Anatomy — the inner structure of something. So what is the “Anatomy of Romance,” the topic Miuccia Prada explored in her compelling show on Thursday night? By her lights — and probably, those of most people north of middle school — romance is a double-sided condition, on one hand, about rapture and happy heart palpitations and on the other, well, the opposite.

Such a dichotomy plays right into Prada’s creative sphere of opposition and contradiction. Point-counterpoint is where she lives. “Basically it’s a sort of will, a need to narrate the good and the bad together, which kind of corresponds with our times. So, this is it, more or less,” Prada said in her pre-show press conference. She opened that session by invoking Karl Lagerfeld, at once agreeing and disagreeing with him. “I want to say one thing,” Prada said. “Karl Lagerfeld said fashion designers should work and shut up. I have thought the same thing many times, but I believe we need to talk. An important voice is requested from fashion on many topics, so this is a job with a double face. On one side, [it] is industrial; on the other, it’s social, political etc.” While that comment applies only laterally to her collection and this review, it’s fascinating stuff from Prada, both in terms of the blackface imbroglio her company is involved in that led her to launch its Diversity and Inclusion Advisory Council and in the way she has addressed social/cultural issues from her runway for many years.

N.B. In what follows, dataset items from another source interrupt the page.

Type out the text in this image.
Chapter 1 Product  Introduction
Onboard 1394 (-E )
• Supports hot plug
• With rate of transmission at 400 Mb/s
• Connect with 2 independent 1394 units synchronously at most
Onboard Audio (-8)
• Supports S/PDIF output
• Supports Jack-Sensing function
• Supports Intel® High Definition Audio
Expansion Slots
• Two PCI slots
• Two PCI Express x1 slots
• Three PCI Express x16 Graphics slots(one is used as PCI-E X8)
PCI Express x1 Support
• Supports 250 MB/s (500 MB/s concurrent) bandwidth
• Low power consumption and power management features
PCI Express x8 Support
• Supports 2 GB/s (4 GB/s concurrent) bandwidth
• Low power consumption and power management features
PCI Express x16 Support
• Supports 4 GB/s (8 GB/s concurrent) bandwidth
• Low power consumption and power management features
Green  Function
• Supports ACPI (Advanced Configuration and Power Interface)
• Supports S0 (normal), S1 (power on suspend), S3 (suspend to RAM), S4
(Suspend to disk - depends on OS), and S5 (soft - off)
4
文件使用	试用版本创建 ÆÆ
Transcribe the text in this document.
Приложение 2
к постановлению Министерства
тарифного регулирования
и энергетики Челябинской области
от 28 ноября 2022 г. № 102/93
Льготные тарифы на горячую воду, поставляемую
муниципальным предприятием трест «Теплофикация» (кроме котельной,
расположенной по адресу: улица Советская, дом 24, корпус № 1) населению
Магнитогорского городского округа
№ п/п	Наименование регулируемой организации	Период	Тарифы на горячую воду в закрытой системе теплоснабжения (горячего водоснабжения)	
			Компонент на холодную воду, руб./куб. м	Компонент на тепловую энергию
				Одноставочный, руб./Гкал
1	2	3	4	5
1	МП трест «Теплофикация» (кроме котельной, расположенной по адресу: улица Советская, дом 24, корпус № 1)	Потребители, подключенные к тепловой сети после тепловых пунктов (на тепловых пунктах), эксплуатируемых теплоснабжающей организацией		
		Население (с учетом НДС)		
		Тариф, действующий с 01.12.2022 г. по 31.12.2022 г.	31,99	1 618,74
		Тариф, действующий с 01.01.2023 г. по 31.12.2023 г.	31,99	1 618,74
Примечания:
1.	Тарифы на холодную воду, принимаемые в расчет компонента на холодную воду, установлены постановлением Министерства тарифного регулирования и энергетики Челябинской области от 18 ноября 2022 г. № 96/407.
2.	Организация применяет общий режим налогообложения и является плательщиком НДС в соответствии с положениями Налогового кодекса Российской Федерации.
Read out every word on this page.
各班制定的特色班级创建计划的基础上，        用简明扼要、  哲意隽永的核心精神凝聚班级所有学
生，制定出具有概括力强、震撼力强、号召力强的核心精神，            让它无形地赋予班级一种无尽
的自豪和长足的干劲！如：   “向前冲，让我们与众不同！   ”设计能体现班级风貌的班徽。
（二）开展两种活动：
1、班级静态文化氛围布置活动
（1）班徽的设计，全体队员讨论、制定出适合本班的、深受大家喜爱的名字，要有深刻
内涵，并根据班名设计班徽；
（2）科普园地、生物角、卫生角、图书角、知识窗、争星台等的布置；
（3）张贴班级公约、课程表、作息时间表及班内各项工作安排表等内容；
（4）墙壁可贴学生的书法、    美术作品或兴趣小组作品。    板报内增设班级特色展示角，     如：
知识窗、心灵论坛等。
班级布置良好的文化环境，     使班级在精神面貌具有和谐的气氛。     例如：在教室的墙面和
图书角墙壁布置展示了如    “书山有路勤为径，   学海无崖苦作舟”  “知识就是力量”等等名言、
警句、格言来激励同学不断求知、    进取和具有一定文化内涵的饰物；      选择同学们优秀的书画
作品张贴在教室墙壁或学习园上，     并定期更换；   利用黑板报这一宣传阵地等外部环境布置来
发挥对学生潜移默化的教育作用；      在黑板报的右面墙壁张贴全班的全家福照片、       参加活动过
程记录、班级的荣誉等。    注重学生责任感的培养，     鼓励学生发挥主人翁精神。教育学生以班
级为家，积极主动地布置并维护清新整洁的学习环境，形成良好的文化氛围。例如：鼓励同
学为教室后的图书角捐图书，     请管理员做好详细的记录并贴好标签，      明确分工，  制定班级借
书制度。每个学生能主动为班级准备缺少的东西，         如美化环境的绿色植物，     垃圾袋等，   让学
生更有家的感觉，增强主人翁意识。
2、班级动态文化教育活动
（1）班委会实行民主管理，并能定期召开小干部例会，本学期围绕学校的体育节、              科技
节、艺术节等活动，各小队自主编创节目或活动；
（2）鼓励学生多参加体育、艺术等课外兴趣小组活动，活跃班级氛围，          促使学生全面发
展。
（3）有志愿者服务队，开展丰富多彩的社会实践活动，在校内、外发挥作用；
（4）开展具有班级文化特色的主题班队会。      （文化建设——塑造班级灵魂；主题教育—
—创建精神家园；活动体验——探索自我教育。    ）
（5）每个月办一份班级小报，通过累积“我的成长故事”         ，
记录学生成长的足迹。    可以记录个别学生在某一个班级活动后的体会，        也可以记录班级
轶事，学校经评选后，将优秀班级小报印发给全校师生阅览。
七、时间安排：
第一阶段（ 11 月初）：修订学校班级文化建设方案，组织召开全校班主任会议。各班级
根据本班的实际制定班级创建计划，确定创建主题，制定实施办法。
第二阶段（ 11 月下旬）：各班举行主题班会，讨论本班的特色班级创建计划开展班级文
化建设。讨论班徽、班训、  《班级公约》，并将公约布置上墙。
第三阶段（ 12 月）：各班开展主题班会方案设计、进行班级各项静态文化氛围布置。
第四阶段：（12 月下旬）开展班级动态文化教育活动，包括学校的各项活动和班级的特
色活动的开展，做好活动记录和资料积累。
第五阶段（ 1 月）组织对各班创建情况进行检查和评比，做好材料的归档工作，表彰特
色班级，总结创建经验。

Here, the connection resonated in the context of welcome personal romance in tough times, and in her penchant for finding dichotomy at every turn. Anyone with a rudimentary knowledge of Prada and her work had to wonder at the hot pink invitation heralding her romance motif. She wasted no time in clarifying her perspective, opening not with one of the floral wonders that would soon appear, but with a warrior goddess type decked in long braids and black dress with bustier bodice and draped skirt with the look of undone armor, her footwear facilitating her brazen strut. A few looks later: a model in a bright white shirt and skirt, unfussy of cut but splashed with bright, giant flowers. From there, a constant juxtaposition, sometimes from one look to the next, sometimes in a single look — dark and light, sturdy and ethereal, plain and decorated. The beautiful clothes variously telegraphed sober femininity (black dresses and coats, lean on top and full through the skirt) and unbridled joy — those giant flowers splashed on white; 3-D nosegays affixed to slim skirts. Because romance can be harsh, there was a major military moment in Army green, sometimes mixed with diaphanous lace. As for actual lovers, Prada singled out a single couple, who seemed to have infiltrated her lineup from left field (left field being her most recent men’s show): Frankenstein and his bride. But then, fashion these days is all about inclusivity, no?

Within the heady Prada-ness of it all, Prada challenged herself on the industrial side of her job — to make dresses with which she would be satisfied. “Dresses don’t come easily to me,” she said. “If they are too sexy they don’t work for me; If they are too clichéd they don’t work for me….I made the effort [to not] put together existing pieces. So I have worked much more than usual.” The result — interesting, evocative dresses for a fashion gal to love, along with coats, pants and protective military gear. Talk about a fine romance.